It is most important to understand that, for the critically ill in the health care environment, the state of the art focus is on keeping the patients alive, and in most cases not letting them die.
In the acute care area of a health care facility, all that can be done for an ill patient will be done. When it is established through diagnostic procedures what the illness or injury is, the question is then what treatments are available, and will the outcome of this pursuit give the patient a better quality of life? Fortunately the state of the art has returned most of us to a state of good health.
But, there is a time that we all reach, when our bodies have begun to fail, when organs function poorly and the homeostasis that kept us fine tuned has lost its balance. If a disease has taken over our normal functions it will have caused great havoc and pain. We now fall into another category of care. There are specialties that learn all they can on how to manage illness, disease and pain.But we are all unique in our responses and therein lies the path.
The stories you hear about euthanasia have been shared by those who have traveled its path with a loved one or friends.They are sad, in that they were unable to find any relief for their pain, both physical and psychological, that has led them to make that decision.

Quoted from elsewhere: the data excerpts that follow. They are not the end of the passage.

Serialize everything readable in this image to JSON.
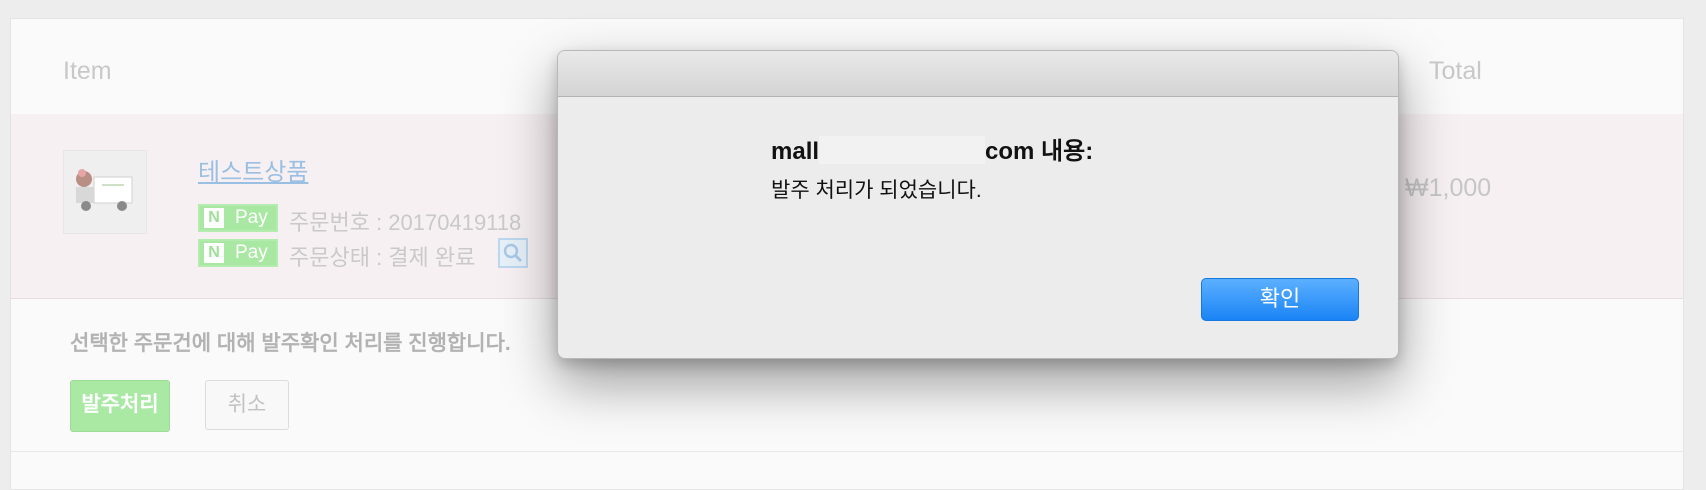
{
  "table": {
    "header_item": "Item",
    "header_total": "Total"
  },
  "order": {
    "product_name": "테스트상품",
    "pay_badge": "Pay",
    "pay_badge_icon": "naver-n-icon",
    "order_number_text": "주문번호 : 20170419118",
    "order_status_text": "주문상태 : 결제 완료",
    "price": "₩1,000"
  },
  "actions": {
    "notice": "선택한 주문건에 대해 발주확인 처리를 진행합니다.",
    "process_label": "발주처리",
    "cancel_label": "취소"
  },
  "dialog": {
    "title_prefix": "mall",
    "title_suffix": "com 내용:",
    "message": "발주 처리가 되었습니다.",
    "ok_label": "확인"
  },
  "colors": {
    "accent_blue": "#1a84f5",
    "npay_green": "#a8e8a3"
  }
}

As we never know how it is to walk in another's shoes, so too, we never know how it is to live in another's body, especially one that is in pain. So I would never pass judgment on the right or the wrong decision they have made in seeking relief with euthanasia.
But, it is important to know that for most, even in advanced disease, there are now more choices to live a reasonable quality of life. Keeping up with the changes, on what can be done now in health care, is difficult but important. Pain management is critical and needs to be fine tuned for the individual. There are also interventions to bypass obstructed areas, or procedures with medication to block pain.
In my experience with end stage illness, there has been a fine line traveled by our physicians and staff caring for this type of patient. We have fine tuned pain management, working with many in this area of expertise. Antidepressants are part of this care for most, because depression is most common with the loss of health.
We know that, regardless of choices in these areas, the life of the patient will not be extended, but the goal is to give comfort and to promote optimum quality of life, for as brief as it is.
In the hospice setting, patients and family are aware that the final outcome for their loved one or friend will be their death.They have time to take care of all their final wishes and say their goodbyes.Some return to their homes, and are followed by home health care.
But, we do not believe in euthanasia, never is it the goal to TAKE a patient's life, but to let them pass into that state, if their time has come, with all the love and support that can be given.
It is and will always be the most difficult bridge that we cross. But we all do. We are but a breath and a heartbeat away.